Elle a ensuite refait le récit de son agression devant les sénateurs, affirmant que Brett Kavanaugh l'avait agressée et qu’il avait cherché à la dévêtir lors d'une fête, alors qu'ils étaient tous deux lycéens dans le Maryland, en 1982. Brett Kavanaugh avait dix sept ans et Christine Blasey Ford avait quinze ans.
« Brett Kavanaugh m'a tripotée et a cherché à enlever mes habits. Il avait du mal parce qu'il était très saoul et parce que je portais un maillot de bain à une pièce sous mes vêtements. J'ai cru qu'il allait me violer. J'ai essayé de crier à l'aide », a dit Christine Blasey Ford, ajoutant que Brett Kavanaugh et un ami à lui riaient comme des ivrognes pendant l'agression. Elle a ajouté que Brett Kavanaugh lui avait plaqué sa main sur la bouche pour l'empêcher de crier.
Au sénateur démocrate Richard Durbin lui demandant plus tard d'estimer avec quel degré de certitude elle était persuadé que son agresseur était Brett Kavanaugh, elle a répondu qu’elle était certaine à cent pour cent.
A l'ouverture de l'audience, le président de la commission judiciaire, le républicain Chuck Grassley, avait souhaité que l'audition soit confortable et digne pour les deux témoins.
Le magistrat, qui dément les accusations de Christine Blasey Ford et qui est visé par d'autres femmes, également pour agressions sexuelles, ne devait pas assister à la déposition de Christine Blasey Ford.
Chuck Grassley a critiqué le cirque médiatique autour de l'affaire et les derniers jours vécus par ses deux protagonistes.
« Ce qu'ils ont enduré doit être considéré par nous tous comme inacceptable et comme un pauvre reflet de l'état de civilité dans notre démocratie », a déclaré le sénateur de l'Iowa, « je veux donc vous présenter mes excuses à tous les deux pour la manière dont vous avez été traités ».
S'exprimant après Chuck Grassley, Dianne Feinstein, la démocrate de plus haut rang de la commission, a remercié Christine Blasey Ford de venir témoigner, regrettant également que le Federal Bureau of Investigation (FBI) n'ait pas enquêté sur toutes les allégations contre Brett Kavanaugh.

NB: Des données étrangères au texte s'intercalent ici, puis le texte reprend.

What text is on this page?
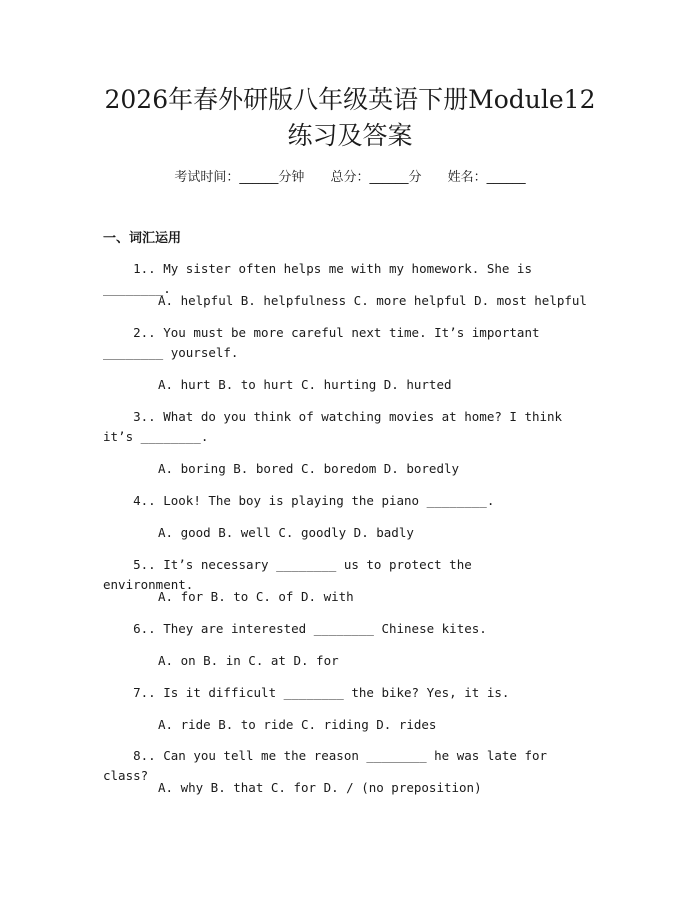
2026年春外研版八年级英语下册Module12
练习及答案
考试时间：______分钟 总分：______分 姓名：______
一、词汇运用
1.. My sister often helps me with my homework. She is ________.
A. helpful B. helpfulness C. more helpful D. most helpful
2.. You must be more careful next time. It’s important ________ yourself.
A. hurt B. to hurt C. hurting D. hurted
3.. What do you think of watching movies at home? I think it’s ________.
A. boring B. bored C. boredom D. boredly
4.. Look! The boy is playing the piano ________.
A. good B. well C. goodly D. badly
5.. It’s necessary ________ us to protect the environment.
A. for B. to C. of D. with
6.. They are interested ________ Chinese kites.
A. on B. in C. at D. for
7.. Is it difficult ________ the bike? Yes, it is.
A. ride B. to ride C. riding D. rides
8.. Can you tell me the reason ________ he was late for class?
A. why B. that C. for D. / (no preposition)
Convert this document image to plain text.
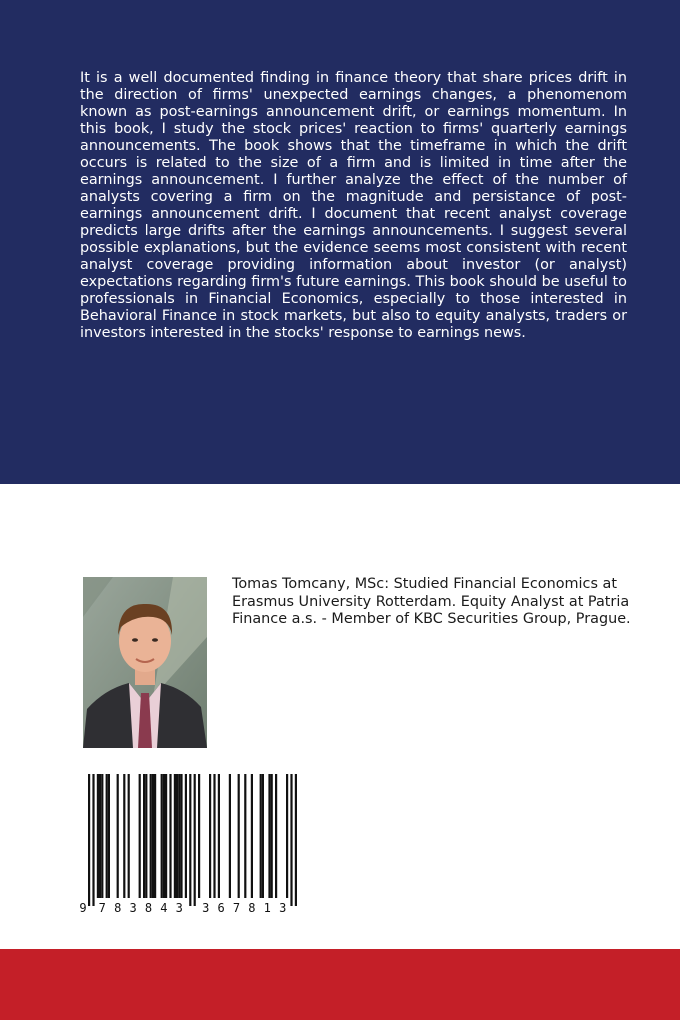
It is a well documented finding in finance theory that share prices drift in the direction of firms' unexpected earnings changes, a phenomenom known as post-earnings announcement drift, or earnings momentum. In this book, I study the stock prices' reaction to firms' quarterly earnings announcements. The book shows that the timeframe in which the drift occurs is related to the size of a firm and is limited in time after the earnings announcement. I further analyze the effect of the number of analysts covering a firm on the magnitude and persistance of post-earnings announcement drift. I document that recent analyst coverage predicts large drifts after the earnings announcements. I suggest several possible explanations, but the evidence seems most consistent with recent analyst coverage providing information about investor (or analyst) expectations regarding firm's future earnings. This book should be useful to professionals in Financial Economics, especially to those interested in Behavioral Finance in stock markets, but also to equity analysts, traders or investors interested in the stocks' response to earnings news.

Tomas Tomcany, MSc: Studied Financial Economics at Erasmus University Rotterdam. Equity Analyst at Patria Finance a.s. - Member of KBC Securities Group, Prague.

9 7 8 3 8 4 3 3 6 7 8 1 3
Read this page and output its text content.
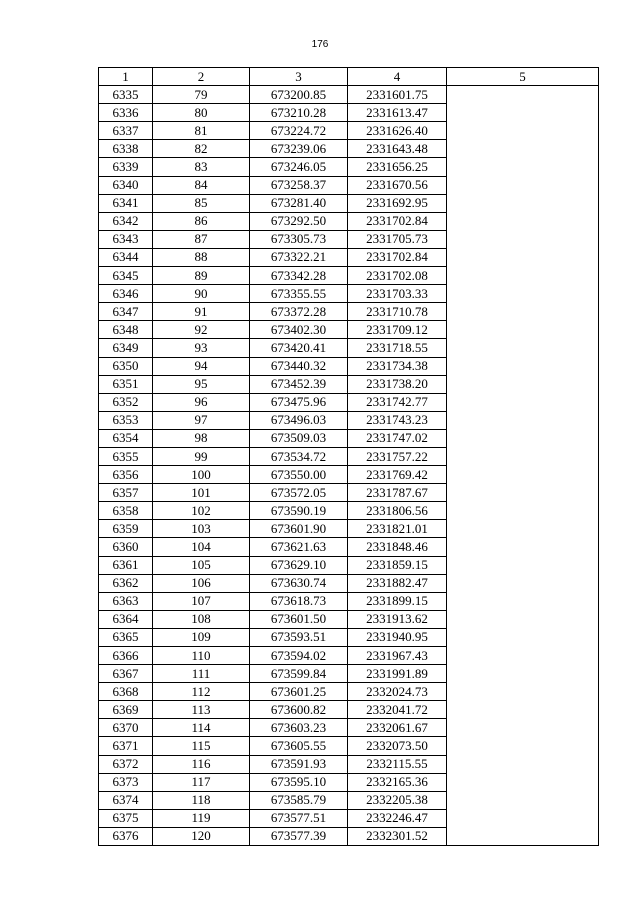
176
1	2	3	4	5
6335	79	673200.85	2331601.75	
6336	80	673210.28	2331613.47	
6337	81	673224.72	2331626.40	
6338	82	673239.06	2331643.48	
6339	83	673246.05	2331656.25	
6340	84	673258.37	2331670.56	
6341	85	673281.40	2331692.95	
6342	86	673292.50	2331702.84	
6343	87	673305.73	2331705.73	
6344	88	673322.21	2331702.84	
6345	89	673342.28	2331702.08	
6346	90	673355.55	2331703.33	
6347	91	673372.28	2331710.78	
6348	92	673402.30	2331709.12	
6349	93	673420.41	2331718.55	
6350	94	673440.32	2331734.38	
6351	95	673452.39	2331738.20	
6352	96	673475.96	2331742.77	
6353	97	673496.03	2331743.23	
6354	98	673509.03	2331747.02	
6355	99	673534.72	2331757.22	
6356	100	673550.00	2331769.42	
6357	101	673572.05	2331787.67	
6358	102	673590.19	2331806.56	
6359	103	673601.90	2331821.01	
6360	104	673621.63	2331848.46	
6361	105	673629.10	2331859.15	
6362	106	673630.74	2331882.47	
6363	107	673618.73	2331899.15	
6364	108	673601.50	2331913.62	
6365	109	673593.51	2331940.95	
6366	110	673594.02	2331967.43	
6367	111	673599.84	2331991.89	
6368	112	673601.25	2332024.73	
6369	113	673600.82	2332041.72	
6370	114	673603.23	2332061.67	
6371	115	673605.55	2332073.50	
6372	116	673591.93	2332115.55	
6373	117	673595.10	2332165.36	
6374	118	673585.79	2332205.38	
6375	119	673577.51	2332246.47	
6376	120	673577.39	2332301.52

La majorité républicaine de la commission judiciaire, composée uniquement d'hommes, a demandé à Rachel Mitchell, une procureure spécialisée dans les délits à caractère sexuel, d'interroger Christine Blasey Ford.
« La première chose qui m'a frappée dans vos déclarations est que vous étiez terrorisée. Et je veux juste vous faire savoir que j'en suis très désolée. Ce n'est pas juste », a déclaré Rachel Mitchell. Les sénateurs démocrates ont choisi eux de poser eux-mêmes leurs propres questions.

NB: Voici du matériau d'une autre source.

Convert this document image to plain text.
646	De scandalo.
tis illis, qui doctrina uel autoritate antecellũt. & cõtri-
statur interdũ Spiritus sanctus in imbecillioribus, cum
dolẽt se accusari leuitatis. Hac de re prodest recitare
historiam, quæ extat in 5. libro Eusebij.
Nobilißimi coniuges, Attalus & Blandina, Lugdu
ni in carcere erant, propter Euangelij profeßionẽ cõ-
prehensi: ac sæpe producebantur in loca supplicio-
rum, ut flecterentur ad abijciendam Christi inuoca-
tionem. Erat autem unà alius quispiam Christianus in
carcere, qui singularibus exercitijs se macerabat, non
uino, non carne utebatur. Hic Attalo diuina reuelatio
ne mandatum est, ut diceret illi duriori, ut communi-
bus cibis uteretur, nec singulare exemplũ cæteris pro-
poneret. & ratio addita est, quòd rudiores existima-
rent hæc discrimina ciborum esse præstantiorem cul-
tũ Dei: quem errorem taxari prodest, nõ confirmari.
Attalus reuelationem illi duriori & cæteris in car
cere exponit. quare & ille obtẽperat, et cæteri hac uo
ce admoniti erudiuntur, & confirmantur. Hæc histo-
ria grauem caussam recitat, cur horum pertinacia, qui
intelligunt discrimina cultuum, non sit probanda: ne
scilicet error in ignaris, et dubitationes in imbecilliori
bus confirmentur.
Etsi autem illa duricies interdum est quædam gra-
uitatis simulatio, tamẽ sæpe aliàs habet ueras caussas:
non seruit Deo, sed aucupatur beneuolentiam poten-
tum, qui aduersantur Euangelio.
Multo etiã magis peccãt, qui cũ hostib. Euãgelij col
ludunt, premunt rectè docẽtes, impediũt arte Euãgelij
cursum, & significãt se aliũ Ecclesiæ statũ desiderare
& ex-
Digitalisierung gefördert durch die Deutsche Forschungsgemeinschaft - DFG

Le chef de la minorité démocrate au sénat, Chuck Schumer, et l'ensemble des démocrates siégeant à la commission judiciaire ont appelé Brett Kavanaugh à renoncer à la cour suprême, à la lumière des accusations lancées contre lui par quatre femmes.
La commission judiciaire doit procéder Vendredi 28 Septembre 2018 à un vote de confirmation et, si Brett Kavanaugh franchit avec succès cette étape, le sénat se prononcera en séance plénière en début de semaine prochaine.

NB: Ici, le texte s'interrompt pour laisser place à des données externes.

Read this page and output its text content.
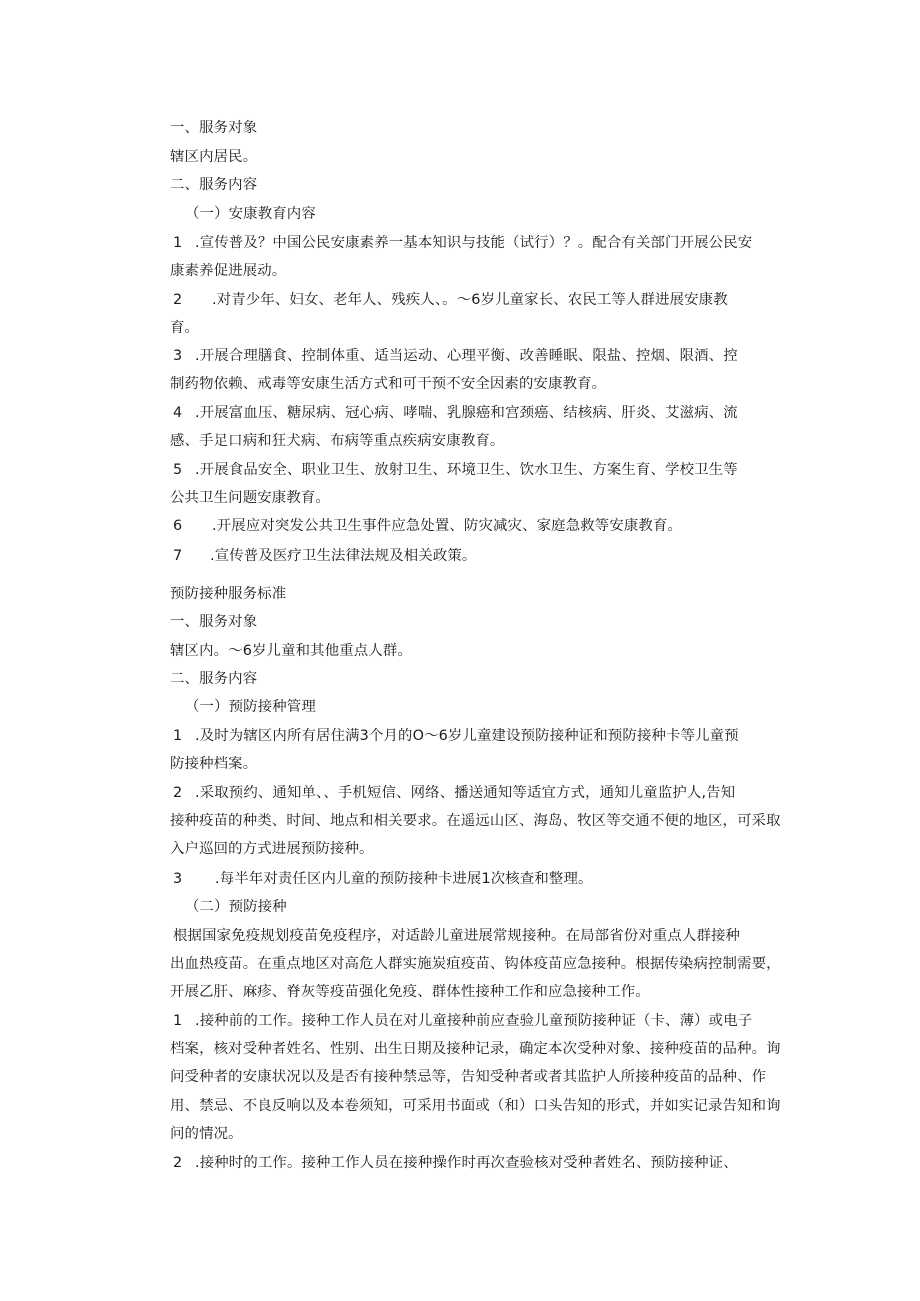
一、服务对象
辖区内居民。
二、服务内容
（一）安康教育内容
1 .宣传普及？中国公民安康素养一基本知识与技能（试行）？。配合有关部门开展公民安
康素养促进展动。
2 .对青少年、妇女、老年人、残疾人、。～6岁儿童家长、农民工等人群进展安康教
育。
3 .开展合理膳食、控制体重、适当运动、心理平衡、改善睡眠、限盐、控烟、限酒、控
制药物依赖、戒毒等安康生活方式和可干预不安全因素的安康教育。
4 .开展富血压、糖尿病、冠心病、哮喘、乳腺癌和宫颈癌、结核病、肝炎、艾滋病、流
感、手足口病和狂犬病、布病等重点疾病安康教育。
5 .开展食品安全、职业卫生、放射卫生、环境卫生、饮水卫生、方案生育、学校卫生等
公共卫生问题安康教育。
6 .开展应对突发公共卫生事件应急处置、防灾减灾、家庭急救等安康教育。
7 .宣传普及医疗卫生法律法规及相关政策。
预防接种服务标准
一、服务对象
辖区内。～6岁儿童和其他重点人群。
二、服务内容
（一）预防接种管理
1 .及时为辖区内所有居住满3个月的O～6岁儿童建设预防接种证和预防接种卡等儿童预
防接种档案。
2 .采取预约、通知单、、手机短信、网络、播送通知等适宜方式，通知儿童监护人,告知
接种疫苗的种类、时间、地点和相关要求。在遥远山区、海岛、牧区等交通不便的地区，可采取
入户巡回的方式进展预防接种。
3 .每半年对责任区内儿童的预防接种卡进展1次核查和整理。
（二）预防接种
根据国家免疫规划疫苗免疫程序，对适龄儿童进展常规接种。在局部省份对重点人群接种
出血热疫苗。在重点地区对高危人群实施炭疽疫苗、钩体疫苗应急接种。根据传染病控制需要，
开展乙肝、麻疹、脊灰等疫苗强化免疫、群体性接种工作和应急接种工作。
1 .接种前的工作。接种工作人员在对儿童接种前应查验儿童预防接种证（卡、薄）或电子
档案，核对受种者姓名、性别、出生日期及接种记录，确定本次受种对象、接种疫苗的品种。询
问受种者的安康状况以及是否有接种禁忌等，告知受种者或者其监护人所接种疫苗的品种、作
用、禁忌、不良反响以及本卷须知，可采用书面或（和）口头告知的形式，并如实记录告知和询
问的情况。
2 .接种时的工作。接种工作人员在接种操作时再次查验核对受种者姓名、预防接种证、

Les nominations à la cour suprême doivent impérativement être confirmées par le sénat et les républicains ne contrôlent que cinquante et un des cent sièges du sénat, si bien qu'il suffirait de deux défections dans les rangs du parti républicain pour faire échouer Brett Kavanaugh. Or, certains élus républicains modérés n'ont toujours pas fait connaître leur position.
Deux autres femmes, Deborah Ramirez et Julie Swetnick, l'accusent aussi d'agression sexuelle, mais il n'est pas prévu qu'elles témoignent devant le sénat. Enfin, la chaîne National Broadcasting Company (NBC) a annoncé Mercredi 26 Septembre 2018 que la commission judiciaire enquêtait sur une quatrième accusation d'inconduite portée contre Brett Kavanaugh. Le nom de cette quatrième accusatrice n'a pas été divulgué.
Pour Donald Trump, qui a lui aussi été visé par des allégations d'inconduite sexuelle, les accusations portées contre son candidat relèvent d'une arnaque du parti démocrate.
« Je suis une personne indépendante et je ne suis pas un pion », a répondu Christine Blasey Ford en réponse aux accusations de manipulation.